V100 Cluster vs. MoE: 12x SXM2 32GB Build mit Claude Code Orchestrierung

Ein Anwalt, der einen 12x V100 32 GB SXM2-Cluster auf einem Threadripper Pro betreibt, berichtet, dass auf Volta-GPUs (Compute Capability 7.0) nur MoE-Modelle brauchbare Decodierungsgeschwindigkeiten liefern. Dichte Modelle sind eine Falle – selbst ein dichtes 27-32B-Modell kämpft mit 20-28 tok/s, weit unter einer 40 tok/s-Marke. Im Gegensatz dazu erreicht Qwen3.5-122B-A10B (122B insgesamt, 10B aktiv) ~50 tok/s auf einem einzelnen 4-GPU-NVLink-Board, und Gemma-4-26B-A4B erreicht ~113 tok/s. Alle Benchmarks verwenden Q8 GGUF mit Q4 KV-Cache und Flash-Attention.
Hardware-Konfiguration
Der endgültige Aufbau: zwölf V100-SXM2 32 GB auf einem Threadripper Pro. Zwei NVLink-Boards (je 4 GPUs) plus zwei gemischte Paare. Board A belegt GPUs {4,5,8,9}, Board B {6,7,10,11}. Ein NVLink-Paar sitzt auf {0,1} und ein gemischtes Paar auf {2,3}, wobei eine Karte 16 GB hat. Board-übergreifende Hops gehen über PCIe/NUMA statt NVLink, was den Durchsatz tötet. Alle Modelle werden innerhalb eines einzelnen Boards gehalten.

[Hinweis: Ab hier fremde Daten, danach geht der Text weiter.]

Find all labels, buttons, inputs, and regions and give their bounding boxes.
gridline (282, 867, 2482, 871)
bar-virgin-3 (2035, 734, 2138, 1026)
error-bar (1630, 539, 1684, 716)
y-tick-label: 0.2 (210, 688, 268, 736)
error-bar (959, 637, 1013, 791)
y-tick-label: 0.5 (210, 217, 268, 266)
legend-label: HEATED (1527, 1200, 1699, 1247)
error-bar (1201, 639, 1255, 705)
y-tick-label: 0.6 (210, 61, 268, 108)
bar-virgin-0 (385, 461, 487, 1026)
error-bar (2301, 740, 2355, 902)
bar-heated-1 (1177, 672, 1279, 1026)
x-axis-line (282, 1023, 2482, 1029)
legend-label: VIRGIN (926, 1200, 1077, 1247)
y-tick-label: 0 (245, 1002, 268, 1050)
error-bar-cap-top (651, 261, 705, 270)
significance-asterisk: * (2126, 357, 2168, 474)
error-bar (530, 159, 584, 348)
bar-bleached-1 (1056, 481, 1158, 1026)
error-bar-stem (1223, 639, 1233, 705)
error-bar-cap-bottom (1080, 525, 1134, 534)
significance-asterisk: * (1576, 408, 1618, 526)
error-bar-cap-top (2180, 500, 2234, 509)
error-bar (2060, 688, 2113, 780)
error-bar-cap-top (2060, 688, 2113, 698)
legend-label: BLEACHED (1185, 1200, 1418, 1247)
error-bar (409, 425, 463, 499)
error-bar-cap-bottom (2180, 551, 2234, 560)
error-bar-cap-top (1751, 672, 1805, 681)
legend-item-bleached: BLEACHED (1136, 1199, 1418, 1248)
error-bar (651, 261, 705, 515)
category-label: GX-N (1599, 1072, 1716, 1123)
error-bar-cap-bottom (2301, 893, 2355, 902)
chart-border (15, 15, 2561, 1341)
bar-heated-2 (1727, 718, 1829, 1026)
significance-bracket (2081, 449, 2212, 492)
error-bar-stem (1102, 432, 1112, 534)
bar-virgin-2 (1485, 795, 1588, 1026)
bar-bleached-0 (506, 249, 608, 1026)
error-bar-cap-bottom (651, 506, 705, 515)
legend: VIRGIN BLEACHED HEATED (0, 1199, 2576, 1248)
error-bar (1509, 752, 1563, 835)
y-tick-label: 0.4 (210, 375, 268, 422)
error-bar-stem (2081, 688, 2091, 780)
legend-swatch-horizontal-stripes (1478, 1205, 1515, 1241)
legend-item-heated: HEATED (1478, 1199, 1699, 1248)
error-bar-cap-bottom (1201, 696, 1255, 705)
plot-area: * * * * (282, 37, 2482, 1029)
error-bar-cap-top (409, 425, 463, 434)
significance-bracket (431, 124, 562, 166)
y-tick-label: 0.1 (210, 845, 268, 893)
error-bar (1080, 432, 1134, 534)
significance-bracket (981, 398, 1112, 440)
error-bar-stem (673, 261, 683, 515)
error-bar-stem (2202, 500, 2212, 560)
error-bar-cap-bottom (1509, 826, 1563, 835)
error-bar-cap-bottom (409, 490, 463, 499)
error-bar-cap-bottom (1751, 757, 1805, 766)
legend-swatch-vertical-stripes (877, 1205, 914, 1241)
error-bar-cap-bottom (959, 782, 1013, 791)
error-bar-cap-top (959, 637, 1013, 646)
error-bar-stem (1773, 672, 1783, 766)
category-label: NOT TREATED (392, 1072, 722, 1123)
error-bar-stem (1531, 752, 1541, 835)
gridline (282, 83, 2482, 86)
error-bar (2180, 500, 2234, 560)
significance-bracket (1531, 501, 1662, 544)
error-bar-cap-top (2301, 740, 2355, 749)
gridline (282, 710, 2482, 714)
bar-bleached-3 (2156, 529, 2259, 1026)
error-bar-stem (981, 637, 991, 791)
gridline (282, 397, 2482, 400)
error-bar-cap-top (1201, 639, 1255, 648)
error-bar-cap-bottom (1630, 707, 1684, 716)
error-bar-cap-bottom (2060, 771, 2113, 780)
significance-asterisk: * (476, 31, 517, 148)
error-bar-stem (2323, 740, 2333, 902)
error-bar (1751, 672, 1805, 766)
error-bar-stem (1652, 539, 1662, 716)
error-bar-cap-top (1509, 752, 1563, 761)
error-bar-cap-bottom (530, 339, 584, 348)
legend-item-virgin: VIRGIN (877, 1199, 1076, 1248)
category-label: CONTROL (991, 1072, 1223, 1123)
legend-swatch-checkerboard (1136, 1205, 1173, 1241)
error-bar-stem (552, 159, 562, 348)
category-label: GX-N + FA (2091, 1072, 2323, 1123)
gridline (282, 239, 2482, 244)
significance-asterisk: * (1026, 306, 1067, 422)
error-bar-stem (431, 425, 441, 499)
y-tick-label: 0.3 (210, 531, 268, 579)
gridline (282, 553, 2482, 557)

Eine zweite Box wurde hinzugefügt: EPYC 7302P, 512 GB RAM, 4x RTX 3090 + 2x V100-PCIe, die mit Ollama für kleinere Modelle läuft.
Stack-Wechsel: vLLM → llama.cpp
Der Betreiber hat vLLM aufgegeben, weil die Modelle, die er eigentlich verwenden möchte, MoE-GGUFs sind und vLLM auf Volta für sie eine Sackgasse ist – FP8/AWQ/Marlin-Kernel erfordern SM75+, und GPTQ-Kernel sind auf Compute 7.0 defekt. Er ist auf das Hauptlinien-llama.cpp umgestiegen, das kürzlich einen Gemma-Chat-Parser-Bug behoben hat, der lange Prompts verstümmelte.
Orchestrierung mit Claude Code
Das System ist kein einzelnes Modell, das einen Chat beantwortet – ein Orchestrator (angetrieben von Claude Code) leitet juristische Aufgaben an mehrere lokale Modelle weiter, jedes auf sein eigenes Board beschränkt, um GPU-Konflikte zu vermeiden. Für die schwerste Aufgabe (vollständige eidesstattliche Erklärung oder Antrag, von der Eingabe bis zum Dokument) sind alle 16 GPUs auf beiden Rechnern aktiv:
- Entwurfsarbeit: Qwen3.6-35B-A3B auf Board A
- Schweres Denken + risikoreiche Entwürfe: Qwen3.5-122B-A10B auf Board B
- Gate-Modell: kleines Modell auf dem {0,1}-Paar prüft, ob es Gründe gibt
- Gegnerischer Prüfer: greift den Entwurf auf dem {2,3}-Paar an
- Finanzen/Extraktion: Gemma-4-26B auf den 3090ern über Ollama
Dies ist eine sequenzielle Pipeline – Modelle greifen nicht gleichzeitig an – aber alle 16 bleiben im GPU-Speicher resident.
Praktische Lehren
- Halluzination: Lokale Modelle erfinden selbstbewusst Zitate und Daten. Ein Verifizierer prüft jedes Zitat, Datum und Bates-Nummer gegen Quellenmaterial und blockiert ungestützte Inhalte. Ein gegnerischer Prüfer läuft obendrauf.
- Pipeline-Vergiftung: Der Beweismittelbündel-Bauer sammelte versehentlich seine eigenen früheren Ausgaben als Mandantenbeweise, was dazu führte, dass die Modelle auf von ihnen selbst geschriebenem Unsinn „fundierten“ – ein Entwurf zitierte eine RTX 3060 als Bates-Nummer. Behoben durch Bereinigung der Eingabehistorie des Bauers.
Leichtere Aufgaben verbrauchen viel weniger – das Kombinieren und Bates-Stempeln von Beweisstücken ist reine CPU-Arbeit (PyMuPDF + Tesseract), und einfache Zusammenfassungen treffen nur auf Gemma und den Router.